András Jakab and Lando Kirchmair

 

£100, Oxford University Press

 

★★★★✩

This study examines the alleged impact of illiberal regimes on the European Union as a whole, especially its constitutional framework. It looks particularly at Hungary but also considers Poland, at least before Donald Tusk (pictured) became prime minister for a second time in 2023. 

Tusk

The writers to some extent blame the communist past of Hungary and Poland for the allegedly corrosive impact of their sometimes illiberal regimes on EU institutions.
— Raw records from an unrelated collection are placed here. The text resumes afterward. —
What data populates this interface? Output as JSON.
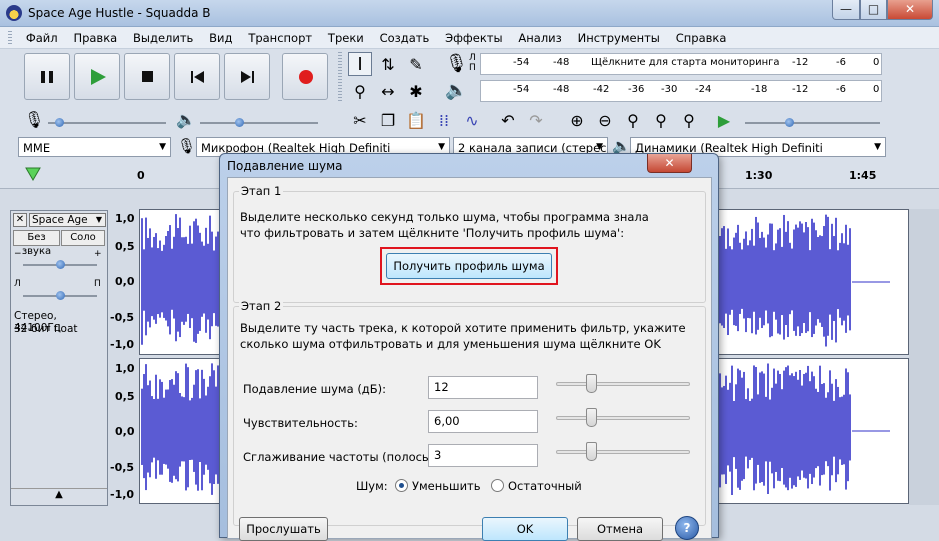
{
  "window": {
    "title": "Space Age Hustle - Squadda B",
    "min": "—",
    "max": "□",
    "close": "✕"
  },
  "menu": [
    "Файл",
    "Правка",
    "Выделить",
    "Вид",
    "Транспорт",
    "Треки",
    "Создать",
    "Эффекты",
    "Анализ",
    "Инструменты",
    "Справка"
  ],
  "meters": {
    "play_ticks": [
      "-54",
      "-48",
      "Щёлкните для старта мониторинга",
      "-12",
      "-6",
      "0"
    ],
    "rec_ticks": [
      "-54",
      "-48",
      "-42",
      "-36",
      "-30",
      "-24",
      "-18",
      "-12",
      "-6",
      "0"
    ],
    "lr": [
      "Л",
      "П"
    ]
  },
  "devices": {
    "host": "MME",
    "mic": "Микрофон (Realtek High Definiti",
    "channels": "2 канала записи (стерес",
    "speakers": "Динамики (Realtek High Definiti"
  },
  "timeline": [
    "0",
    "1:30",
    "1:45"
  ],
  "track": {
    "name": "Space Age",
    "mute": "Без звука",
    "solo": "Соло",
    "lr": [
      "Л",
      "П"
    ],
    "info_line1": "Стерео, 44100Гц",
    "info_line2": "32-бит float",
    "scale_top": [
      "1,0",
      "0,5",
      "0,0",
      "-0,5",
      "-1,0"
    ],
    "scale_bottom": [
      "1,0",
      "0,5",
      "0,0",
      "-0,5",
      "-1,0"
    ],
    "wave_color": "#3232c8"
  },
  "dialog": {
    "title": "Подавление шума",
    "step1_title": "Этап 1",
    "step1_line1": "Выделите несколько секунд только шума, чтобы программа знала",
    "step1_line2": "что фильтровать и затем щёлкните 'Получить профиль шума':",
    "get_profile": "Получить профиль шума",
    "step2_title": "Этап 2",
    "step2_line1": "Выделите ту часть трека, к которой хотите применить фильтр, укажите",
    "step2_line2": "сколько шума отфильтровать и для уменьшения шума щёлкните OK",
    "params": [
      {
        "label": "Подавление шума (дБ):",
        "value": "12"
      },
      {
        "label": "Чувствительность:",
        "value": "6,00"
      },
      {
        "label": "Сглаживание частоты (полосы)",
        "value": "3"
      }
    ],
    "noise_label": "Шум:",
    "noise_reduce": "Уменьшить",
    "noise_residue": "Остаточный",
    "preview": "Прослушать",
    "ok": "OK",
    "cancel": "Отмена",
    "help": "?",
    "highlight_color": "#e0141e"
  }
}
They describe the ‘mutually poisoning’ effect that the EU and illiberal member states have had on each other in degrading the rule of law and democratic values that the EU and member states were meant to espouse.

Illiberalcover

The authors suggest a number of ways in which the EU and member states can confront the illiberal enemy within, adapting existing or available procedures and tools and without the need to seek new contentious legislative powers. These include transforming the EU Justice Scoreboard into an Actual Rule of Law Index (the so-called ‘epistemological tool’); completing the European Fundamental Rights Union; and applying the so-called ‘Spitzenkandidaten’ selection system, whereby those selected to executive office within EU institutions are more directly linked to the democratically elected European Parliament.

The book is well laid out in seven chapters with logical sub-headings. There are useful introductory and concluding chapters too. It is also well annotated and indexed, with footnotes and a bibliography. A true work of scholarship. Delacroix’s painting of ‘Liberty Leading the People’ (1830) on the book’s cover symbolises the author’s enlightened objectives.